Without anticipating some kind of response, without contemplating some kind of interaction, without expectations in a relationship, there is no interaction, hence there is no love. Love does make demands. No matter how much we want love from others it is a mistake to think we can expect that love without expecting obligations.

A young couple went to a minister for a reality check. They spoke of their love for one another. Because of their love and trust in one another, they wanted to live together. They considered their relationship so beautiful, so meaningful and so much of God that they did not feel the need to encumber themselves with any legal document to bind them.

The minister gave them another sense of reality. He pointed out that if their love were truly that strong, each would want to promise the other publicly, before the whole community, that they would never leave, that they would never give up that relationship.

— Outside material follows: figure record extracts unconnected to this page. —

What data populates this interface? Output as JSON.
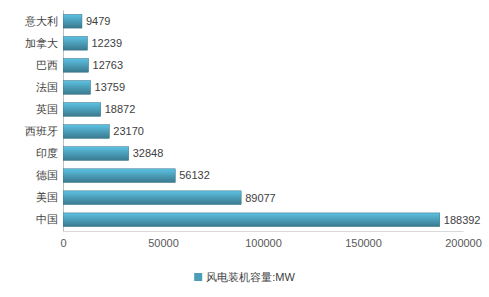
{
  "chart_data": {
    "type": "bar",
    "orientation": "horizontal",
    "categories": [
      "意大利",
      "加拿大",
      "巴西",
      "法国",
      "英国",
      "西班牙",
      "印度",
      "德国",
      "美国",
      "中国"
    ],
    "series": [
      {
        "name": "风电装机容量:MW",
        "color": "#4b9db8",
        "values": [
          9479,
          12239,
          12763,
          13759,
          18872,
          23170,
          32848,
          56132,
          89077,
          188392
        ]
      }
    ],
    "xlim": [
      0,
      200000
    ],
    "xticks": [
      0,
      50000,
      100000,
      150000,
      200000
    ],
    "grid": false,
    "data_labels": true,
    "legend": "bottom"
  }
}
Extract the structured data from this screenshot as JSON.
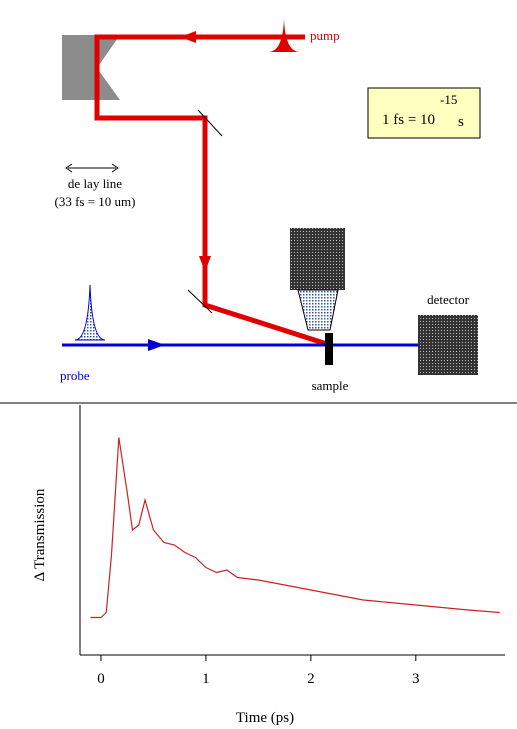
{
  "diagram": {
    "pump": "pump",
    "equation": "1 fs = 10",
    "exponent": "-15",
    "unit": "s",
    "delay_line": "de lay line",
    "delay_note": "(33 fs = 10 um)",
    "detector": "detector",
    "probe": "probe",
    "sample": "sample"
  },
  "chart_data": {
    "type": "line",
    "ylabel": "Δ Transmission",
    "xlabel": "Time (ps)",
    "x": [
      -0.1,
      0,
      0.05,
      0.1,
      0.17,
      0.25,
      0.3,
      0.36,
      0.42,
      0.5,
      0.6,
      0.7,
      0.8,
      0.9,
      1.0,
      1.1,
      1.2,
      1.3,
      1.5,
      1.75,
      2.0,
      2.25,
      2.5,
      2.75,
      3.0,
      3.25,
      3.5,
      3.8
    ],
    "values": [
      0.15,
      0.15,
      0.17,
      0.4,
      0.87,
      0.65,
      0.5,
      0.52,
      0.62,
      0.5,
      0.45,
      0.44,
      0.41,
      0.39,
      0.35,
      0.33,
      0.34,
      0.31,
      0.3,
      0.28,
      0.26,
      0.24,
      0.22,
      0.21,
      0.2,
      0.19,
      0.18,
      0.17
    ],
    "color": "#cc2222",
    "xlim": [
      -0.2,
      3.85
    ],
    "ylim": [
      0,
      1
    ],
    "xticks": [
      0,
      1,
      2,
      3
    ]
  }
}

Loving people is giving them a commitment that they willingly receive. If they are unable or unwilling to receive it, then that commitment, is not real love because it is incomplete. The sentiment might be beneficent and gracious, but it is not love because love never fails. 1 Corinthians 13 does not say that Love:

  • never forbids.
  • never causes disappointment.
  • approves you just as you are.
  • never requires anything of you.
  • gives you everything you want.
  • makes you happy all the time.
  • makes you the most likeable person around.
  • is a cure for bad moods.
  • makes the truth what you want it to be.
  • keeps you from making mistakes.

Whether we talk in terms of “tough love” or “unconditional love,” we are not talking about different kinds of love, but about differing aspects of the same characteristic of godly behavior. Love is many things, but above all, it is a behavior that varies with need. Loving behavior can range from warm acceptance and approval to firm insistence that the beloved consider the consequences of who they have become, what they are doing, and where they are headed. After all, if we know that a friend has come to the point of rejecting the gospel and denying Christ and is headed for the consequences of a Christless eternity, not to tell him or her the good news of Jesus as savior is to let that individual down.

Godly love makes us sometimes hard and other times soft. The texture of our behavior ought to change according to what is appropriate—and knowing what is appropriate is one of the characteristics of God’s love.